Georgia Organics held its 16th annual conference in Atlanta Feb. 22-23. Aptly named Farm Rx, the event included an unprecedented focus on food as medicine. The conference brought together farmers, dieticians, doctors such as Dr. Charles E. Moore, assistant professor at Emory University School of Medicine and practicing physician at Grady Hospital, and local food advocates such as Michel Nischan of Wholesome Wave. Wholesome Wave works to double the value of each benefit dollar for families enrolled in the government's Supplemental Nutrition Assistance Program (SNAP) at participating farmers markets.

"We know that food can be medicine," CNN Chief Medical Correspondent Dr.

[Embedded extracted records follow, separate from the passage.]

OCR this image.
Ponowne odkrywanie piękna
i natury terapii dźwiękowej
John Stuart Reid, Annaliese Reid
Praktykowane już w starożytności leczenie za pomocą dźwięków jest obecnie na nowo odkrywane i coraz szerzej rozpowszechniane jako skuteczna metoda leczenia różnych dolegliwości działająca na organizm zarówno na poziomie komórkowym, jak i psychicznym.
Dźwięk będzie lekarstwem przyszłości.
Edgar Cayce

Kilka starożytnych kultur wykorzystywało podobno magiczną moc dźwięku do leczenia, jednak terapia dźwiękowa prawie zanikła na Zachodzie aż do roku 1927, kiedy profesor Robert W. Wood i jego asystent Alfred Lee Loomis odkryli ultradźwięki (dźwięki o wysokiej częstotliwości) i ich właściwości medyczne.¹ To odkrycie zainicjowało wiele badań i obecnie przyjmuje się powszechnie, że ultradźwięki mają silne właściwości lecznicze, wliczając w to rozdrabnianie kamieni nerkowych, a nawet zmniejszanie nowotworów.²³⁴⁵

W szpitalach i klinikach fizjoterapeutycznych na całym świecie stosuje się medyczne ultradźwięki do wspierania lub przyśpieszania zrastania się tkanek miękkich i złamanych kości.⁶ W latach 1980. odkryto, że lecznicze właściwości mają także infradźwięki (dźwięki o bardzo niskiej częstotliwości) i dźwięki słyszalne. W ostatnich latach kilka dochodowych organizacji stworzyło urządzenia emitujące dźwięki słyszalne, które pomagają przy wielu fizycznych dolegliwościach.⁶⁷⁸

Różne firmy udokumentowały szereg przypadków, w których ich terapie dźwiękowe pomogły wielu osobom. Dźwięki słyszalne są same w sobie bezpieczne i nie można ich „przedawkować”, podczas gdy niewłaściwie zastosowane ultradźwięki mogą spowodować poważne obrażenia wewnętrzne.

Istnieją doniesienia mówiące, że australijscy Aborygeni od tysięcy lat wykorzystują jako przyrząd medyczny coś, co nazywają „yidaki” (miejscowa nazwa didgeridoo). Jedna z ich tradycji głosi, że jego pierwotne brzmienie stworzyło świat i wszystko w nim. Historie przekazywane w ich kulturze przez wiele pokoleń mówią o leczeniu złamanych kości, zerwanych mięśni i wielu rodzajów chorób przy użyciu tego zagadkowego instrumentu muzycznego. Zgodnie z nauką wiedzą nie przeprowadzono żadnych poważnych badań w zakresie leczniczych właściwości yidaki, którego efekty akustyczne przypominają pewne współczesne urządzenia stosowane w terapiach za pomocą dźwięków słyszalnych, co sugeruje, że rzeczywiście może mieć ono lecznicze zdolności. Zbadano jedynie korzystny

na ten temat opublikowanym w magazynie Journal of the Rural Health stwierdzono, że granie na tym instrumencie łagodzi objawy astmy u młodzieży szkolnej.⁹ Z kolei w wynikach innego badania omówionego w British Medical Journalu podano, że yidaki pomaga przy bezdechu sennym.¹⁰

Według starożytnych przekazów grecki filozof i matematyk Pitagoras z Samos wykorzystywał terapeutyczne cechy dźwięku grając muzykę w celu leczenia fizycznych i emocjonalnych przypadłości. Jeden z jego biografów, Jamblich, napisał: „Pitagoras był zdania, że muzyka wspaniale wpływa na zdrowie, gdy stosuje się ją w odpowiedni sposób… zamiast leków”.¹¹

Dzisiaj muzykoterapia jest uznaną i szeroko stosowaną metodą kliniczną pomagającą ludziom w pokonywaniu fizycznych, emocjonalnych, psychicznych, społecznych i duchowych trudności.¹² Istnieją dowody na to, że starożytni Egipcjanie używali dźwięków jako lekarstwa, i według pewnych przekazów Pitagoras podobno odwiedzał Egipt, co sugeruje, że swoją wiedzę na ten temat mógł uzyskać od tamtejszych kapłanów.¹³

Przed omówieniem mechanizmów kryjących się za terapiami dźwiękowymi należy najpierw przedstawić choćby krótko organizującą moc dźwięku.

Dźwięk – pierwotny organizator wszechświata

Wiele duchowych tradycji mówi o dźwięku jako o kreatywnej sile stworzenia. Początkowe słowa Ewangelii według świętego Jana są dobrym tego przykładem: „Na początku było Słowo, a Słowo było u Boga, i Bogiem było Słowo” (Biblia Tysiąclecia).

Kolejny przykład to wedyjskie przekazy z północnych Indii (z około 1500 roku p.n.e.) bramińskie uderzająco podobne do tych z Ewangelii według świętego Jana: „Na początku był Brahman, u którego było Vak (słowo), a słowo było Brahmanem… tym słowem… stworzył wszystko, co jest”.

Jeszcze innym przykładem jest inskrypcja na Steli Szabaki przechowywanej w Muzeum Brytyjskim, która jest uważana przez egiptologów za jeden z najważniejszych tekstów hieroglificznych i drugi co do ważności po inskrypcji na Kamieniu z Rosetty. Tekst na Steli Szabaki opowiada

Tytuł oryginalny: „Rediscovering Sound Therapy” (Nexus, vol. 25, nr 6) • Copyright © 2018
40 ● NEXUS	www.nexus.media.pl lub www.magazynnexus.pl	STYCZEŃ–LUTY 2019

Sanjay Gupta said during Farm Rx's final keynote address. "But we also know that good food is not readily accessible to everyone. It's a problem I know that many people are struggling with ... and we're also trying to change it, make that good food that can be medicine available to more people," Gupta said.

Georgia Organics is currently working on a partnership between DeKalb Medical Center and Decatur's Wednesday evening farmers market. To Rolls, providing a benefit for health care employees while putting retail dollars in the pockets of farmers is a win-win.